«Неужели, — спросил Птахнемхотеп, — именно эти слова были обращены к Усермаатра?»
«Так я их помню».
«Прошу, продолжи этот гимн».
«Вот слова Верховного Жреца, — повторил Мененхетет. — „Слава Тебе, Единственный. Люди вышли из Твоих глаз, а Боги — из Твоего рта. Ты повелел рыбе жить в реках и дал дыхание жизни яйцу и ползающим тварям. Ты позволяешь крысе жить в ее норе, а птице сидеть на зеленом дереве. Твоя сила имеет много обличий. Ты раскинул небо и основал землю. Ты — Хозяин зерна, и Ты создал скот, чтобы он пасся на холмах. Славься, Амон, Прекрасно-ликий Бык, Судья Хора и Сета! Ты создал горы, и серебро, и ляпис-лазурь.
О, Амон, Твои лучи сияют на всех лицах. Ни один язык не может выразить Твою Суть. Ты держишь путь сквозь неизмеримые пространства более миллионов лет и сотен тысяч лет. Ты следуешь через водную бездну к месту, которое любишь, и все это Ты совершаешь за один быстротечный миг пред тем, как уйти на покой, погрузиться в воды и положить конец часам"».
«Я читал лишь окончание этих слов, — сказал Птахнемхотеп. — Я не знал о других частях гимна, а они исполнены наивысшей силы и представляются Мне странными».

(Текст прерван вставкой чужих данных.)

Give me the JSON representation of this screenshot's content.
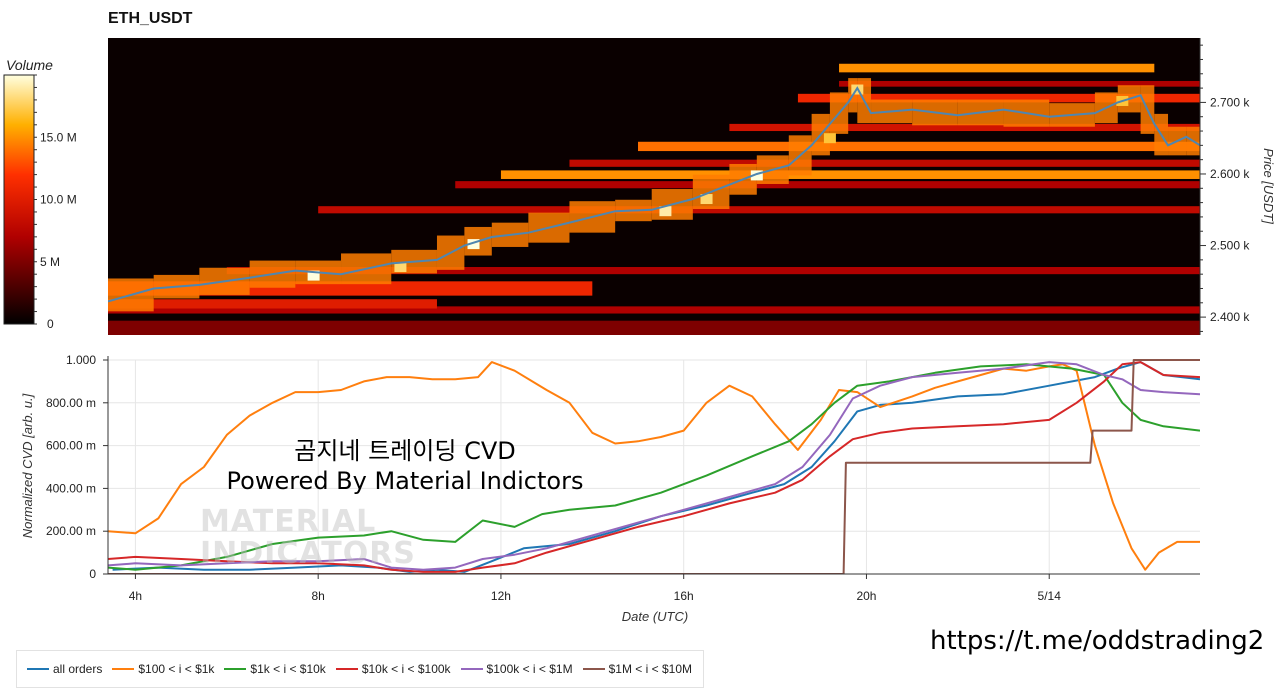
{
  "chart_data": [
    {
      "type": "heatmap",
      "title": "ETH_USDT",
      "ylabel": "Price [USDT]",
      "ylim": [
        2375,
        2790
      ],
      "xlim": [
        3.4,
        27.3
      ],
      "yticks": [
        {
          "value": 2400,
          "label": "2.400 k"
        },
        {
          "value": 2500,
          "label": "2.500 k"
        },
        {
          "value": 2600,
          "label": "2.600 k"
        },
        {
          "value": 2700,
          "label": "2.700 k"
        }
      ],
      "colorbar": {
        "title": "Volume",
        "range": [
          0,
          20000000
        ],
        "ticks": [
          {
            "value": 0,
            "label": "0"
          },
          {
            "value": 5000000,
            "label": "5 M"
          },
          {
            "value": 10000000,
            "label": "10.0 M"
          },
          {
            "value": 15000000,
            "label": "15.0 M"
          }
        ]
      },
      "price_line": {
        "color": "#4f86b0",
        "x": [
          3.4,
          4.4,
          5.4,
          6.5,
          7.5,
          8.5,
          9.6,
          10.6,
          11.2,
          11.8,
          12.6,
          13.5,
          14.5,
          15.3,
          16.2,
          17.0,
          17.6,
          18.3,
          18.8,
          19.2,
          19.6,
          19.8,
          20.1,
          21.0,
          22.0,
          23.0,
          24.0,
          25.0,
          25.5,
          26.0,
          26.3,
          26.6,
          27.0,
          27.3
        ],
        "y": [
          2422,
          2440,
          2445,
          2455,
          2465,
          2460,
          2475,
          2480,
          2500,
          2512,
          2518,
          2532,
          2548,
          2550,
          2565,
          2585,
          2600,
          2612,
          2640,
          2670,
          2700,
          2720,
          2685,
          2690,
          2682,
          2690,
          2680,
          2685,
          2700,
          2710,
          2670,
          2640,
          2652,
          2640
        ]
      },
      "volume_bands": [
        {
          "x0": 3.4,
          "x1": 27.3,
          "y0": 2375,
          "y1": 2395,
          "level": 0.25
        },
        {
          "x0": 3.4,
          "x1": 27.3,
          "y0": 2405,
          "y1": 2415,
          "level": 0.35
        },
        {
          "x0": 3.4,
          "x1": 10.6,
          "y0": 2412,
          "y1": 2425,
          "level": 0.5
        },
        {
          "x0": 3.4,
          "x1": 14.0,
          "y0": 2430,
          "y1": 2450,
          "level": 0.55
        },
        {
          "x0": 6.0,
          "x1": 27.3,
          "y0": 2460,
          "y1": 2470,
          "level": 0.35
        },
        {
          "x0": 8.0,
          "x1": 27.3,
          "y0": 2545,
          "y1": 2555,
          "level": 0.4
        },
        {
          "x0": 11.0,
          "x1": 27.3,
          "y0": 2580,
          "y1": 2590,
          "level": 0.35
        },
        {
          "x0": 12.0,
          "x1": 27.3,
          "y0": 2593,
          "y1": 2605,
          "level": 0.75
        },
        {
          "x0": 13.5,
          "x1": 27.3,
          "y0": 2610,
          "y1": 2620,
          "level": 0.4
        },
        {
          "x0": 15.0,
          "x1": 27.3,
          "y0": 2632,
          "y1": 2645,
          "level": 0.7
        },
        {
          "x0": 17.0,
          "x1": 27.3,
          "y0": 2660,
          "y1": 2670,
          "level": 0.45
        },
        {
          "x0": 18.5,
          "x1": 27.3,
          "y0": 2700,
          "y1": 2712,
          "level": 0.55
        },
        {
          "x0": 19.4,
          "x1": 26.3,
          "y0": 2742,
          "y1": 2754,
          "level": 0.75
        },
        {
          "x0": 19.4,
          "x1": 27.3,
          "y0": 2722,
          "y1": 2730,
          "level": 0.35
        }
      ],
      "hotspots": [
        {
          "x": 7.9,
          "y": 2458,
          "level": 1.0
        },
        {
          "x": 11.4,
          "y": 2502,
          "level": 1.0
        },
        {
          "x": 15.6,
          "y": 2548,
          "level": 0.95
        },
        {
          "x": 16.5,
          "y": 2565,
          "level": 0.9
        },
        {
          "x": 17.6,
          "y": 2598,
          "level": 1.0
        },
        {
          "x": 19.8,
          "y": 2718,
          "level": 0.9
        },
        {
          "x": 25.6,
          "y": 2702,
          "level": 0.85
        },
        {
          "x": 19.2,
          "y": 2650,
          "level": 0.85
        },
        {
          "x": 9.8,
          "y": 2470,
          "level": 0.9
        }
      ]
    },
    {
      "type": "line",
      "xlabel": "Date (UTC)",
      "ylabel": "Normalized CVD [arb. u.]",
      "ylim": [
        0,
        1
      ],
      "xlim": [
        3.4,
        27.3
      ],
      "xticks": [
        {
          "value": 4,
          "label": "4h"
        },
        {
          "value": 8,
          "label": "8h"
        },
        {
          "value": 12,
          "label": "12h"
        },
        {
          "value": 16,
          "label": "16h"
        },
        {
          "value": 20,
          "label": "20h"
        },
        {
          "value": 24,
          "label": "5/14"
        }
      ],
      "yticks": [
        {
          "value": 0,
          "label": "0"
        },
        {
          "value": 0.2,
          "label": "200.00 m"
        },
        {
          "value": 0.4,
          "label": "400.00 m"
        },
        {
          "value": 0.6,
          "label": "600.00 m"
        },
        {
          "value": 0.8,
          "label": "800.00 m"
        },
        {
          "value": 1.0,
          "label": "1.000"
        }
      ],
      "grid": true,
      "legend_position": "bottom-left",
      "series": [
        {
          "name": "all orders",
          "color": "#1f77b4",
          "x": [
            3.5,
            4.5,
            5.5,
            6.5,
            7.5,
            8.5,
            9.3,
            10.0,
            10.6,
            11.2,
            11.8,
            12.5,
            13.5,
            14.5,
            15.5,
            16.5,
            17.5,
            18.2,
            18.8,
            19.3,
            19.8,
            20.3,
            21.0,
            22.0,
            23.0,
            24.0,
            25.0,
            25.5,
            26.0,
            26.5,
            27.3
          ],
          "y": [
            0.02,
            0.03,
            0.02,
            0.02,
            0.03,
            0.04,
            0.03,
            0.01,
            0.02,
            0.01,
            0.06,
            0.12,
            0.14,
            0.2,
            0.27,
            0.32,
            0.38,
            0.42,
            0.5,
            0.62,
            0.76,
            0.79,
            0.8,
            0.83,
            0.84,
            0.88,
            0.92,
            0.96,
            0.99,
            0.93,
            0.91
          ]
        },
        {
          "name": "$100 < i < $1k",
          "color": "#ff7f0e",
          "x": [
            3.4,
            4.0,
            4.5,
            5.0,
            5.5,
            6.0,
            6.5,
            7.0,
            7.5,
            8.0,
            8.5,
            9.0,
            9.5,
            10.0,
            10.5,
            11.0,
            11.5,
            11.8,
            12.3,
            13.0,
            13.5,
            14.0,
            14.5,
            15.0,
            15.5,
            16.0,
            16.5,
            17.0,
            17.5,
            18.0,
            18.5,
            19.0,
            19.4,
            19.8,
            20.3,
            21.0,
            21.5,
            22.0,
            22.5,
            23.0,
            23.5,
            24.0,
            24.3,
            24.6,
            25.0,
            25.4,
            25.8,
            26.1,
            26.4,
            26.8,
            27.3
          ],
          "y": [
            0.2,
            0.19,
            0.26,
            0.42,
            0.5,
            0.65,
            0.74,
            0.8,
            0.85,
            0.85,
            0.86,
            0.9,
            0.92,
            0.92,
            0.91,
            0.91,
            0.92,
            0.99,
            0.95,
            0.86,
            0.8,
            0.66,
            0.61,
            0.62,
            0.64,
            0.67,
            0.8,
            0.88,
            0.83,
            0.7,
            0.58,
            0.72,
            0.86,
            0.85,
            0.78,
            0.83,
            0.87,
            0.9,
            0.93,
            0.96,
            0.95,
            0.97,
            0.98,
            0.95,
            0.6,
            0.33,
            0.12,
            0.02,
            0.1,
            0.15,
            0.15
          ]
        },
        {
          "name": "$1k < i < $10k",
          "color": "#2ca02c",
          "x": [
            3.4,
            4.0,
            5.0,
            6.0,
            7.0,
            8.0,
            9.0,
            9.6,
            10.3,
            11.0,
            11.6,
            12.3,
            12.9,
            13.5,
            14.5,
            15.5,
            16.5,
            17.5,
            18.3,
            18.8,
            19.3,
            19.8,
            20.5,
            21.5,
            22.5,
            23.5,
            24.5,
            25.2,
            25.6,
            26.0,
            26.5,
            27.3
          ],
          "y": [
            0.03,
            0.02,
            0.04,
            0.08,
            0.14,
            0.17,
            0.18,
            0.2,
            0.16,
            0.15,
            0.25,
            0.22,
            0.28,
            0.3,
            0.32,
            0.38,
            0.46,
            0.55,
            0.62,
            0.7,
            0.8,
            0.88,
            0.9,
            0.94,
            0.97,
            0.98,
            0.96,
            0.93,
            0.8,
            0.72,
            0.69,
            0.67
          ]
        },
        {
          "name": "$10k < i < $100k",
          "color": "#d62728",
          "x": [
            3.4,
            4.0,
            5.0,
            6.0,
            7.0,
            8.0,
            9.0,
            9.6,
            10.3,
            11.0,
            11.6,
            12.3,
            13.0,
            14.0,
            15.0,
            16.0,
            17.0,
            18.0,
            18.6,
            19.2,
            19.7,
            20.3,
            21.0,
            22.0,
            23.0,
            24.0,
            24.6,
            25.2,
            25.6,
            26.0,
            26.5,
            27.3
          ],
          "y": [
            0.07,
            0.08,
            0.07,
            0.06,
            0.05,
            0.05,
            0.04,
            0.02,
            0.01,
            0.01,
            0.03,
            0.05,
            0.1,
            0.16,
            0.22,
            0.27,
            0.33,
            0.38,
            0.44,
            0.55,
            0.63,
            0.66,
            0.68,
            0.69,
            0.7,
            0.72,
            0.8,
            0.9,
            0.98,
            0.99,
            0.93,
            0.92
          ]
        },
        {
          "name": "$100k < i < $1M",
          "color": "#9467bd",
          "x": [
            3.4,
            4.0,
            5.0,
            6.0,
            7.0,
            8.0,
            9.0,
            9.6,
            10.3,
            11.0,
            11.6,
            12.3,
            13.0,
            14.0,
            15.0,
            16.0,
            17.0,
            18.0,
            18.6,
            19.2,
            19.7,
            20.3,
            21.0,
            22.0,
            23.0,
            24.0,
            24.6,
            25.2,
            25.6,
            26.0,
            26.5,
            27.3
          ],
          "y": [
            0.04,
            0.05,
            0.04,
            0.05,
            0.06,
            0.06,
            0.07,
            0.03,
            0.02,
            0.03,
            0.07,
            0.09,
            0.12,
            0.18,
            0.24,
            0.3,
            0.36,
            0.42,
            0.5,
            0.65,
            0.82,
            0.88,
            0.92,
            0.94,
            0.96,
            0.99,
            0.98,
            0.93,
            0.91,
            0.86,
            0.85,
            0.84
          ]
        },
        {
          "name": "$1M < i < $10M",
          "color": "#8c564b",
          "x": [
            3.4,
            19.5,
            19.55,
            24.9,
            24.95,
            25.8,
            25.85,
            27.3
          ],
          "y": [
            0,
            0,
            0.52,
            0.52,
            0.67,
            0.67,
            1.0,
            1.0
          ]
        }
      ]
    }
  ],
  "overlay": {
    "line1": "곰지네 트레이딩 CVD",
    "line2": "Powered By Material Indictors",
    "watermark_line1": "MATERIAL",
    "watermark_line2": "INDICATORS",
    "link": "https://t.me/oddstrading2"
  }
}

«Я в большом смущении, — сказал Мененхетет, — оттого, что мои слова незнакомы Тебе. Я могу полагаться лишь на свою память, а как мы знаем, наша Хаибит лжет в надежде обмануть нашего Ка. Не могло ли случиться так, что то, что представляется мне произнесенным в тот день, на самом деле есть гимн, возглашенный несколькими Верховными Жрецами Амона в своем кругу, таким образом, я припоминаю эти слова не из своей первой жизни, но из второй?»

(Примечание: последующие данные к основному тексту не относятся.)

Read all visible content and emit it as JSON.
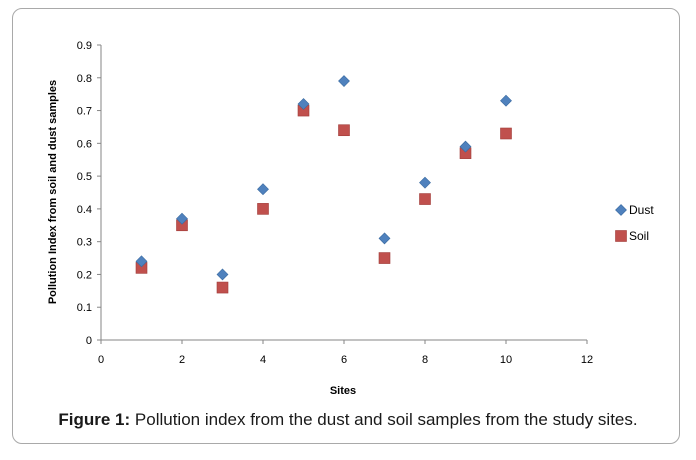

«Это просто замечательно, — сказал Птахнемхотеп. — Я знаю о таких тайных гимнах даже больше, чем Хемуш, который занят делами правления. Однако среди рукописей, хранящихся в храмах, Я никогда не встречал таких, где Амона называли бы Повелителем Ума или Правителем Предков в Подземном мире. — Он покачал головой и вздохнул. — Это не так важно».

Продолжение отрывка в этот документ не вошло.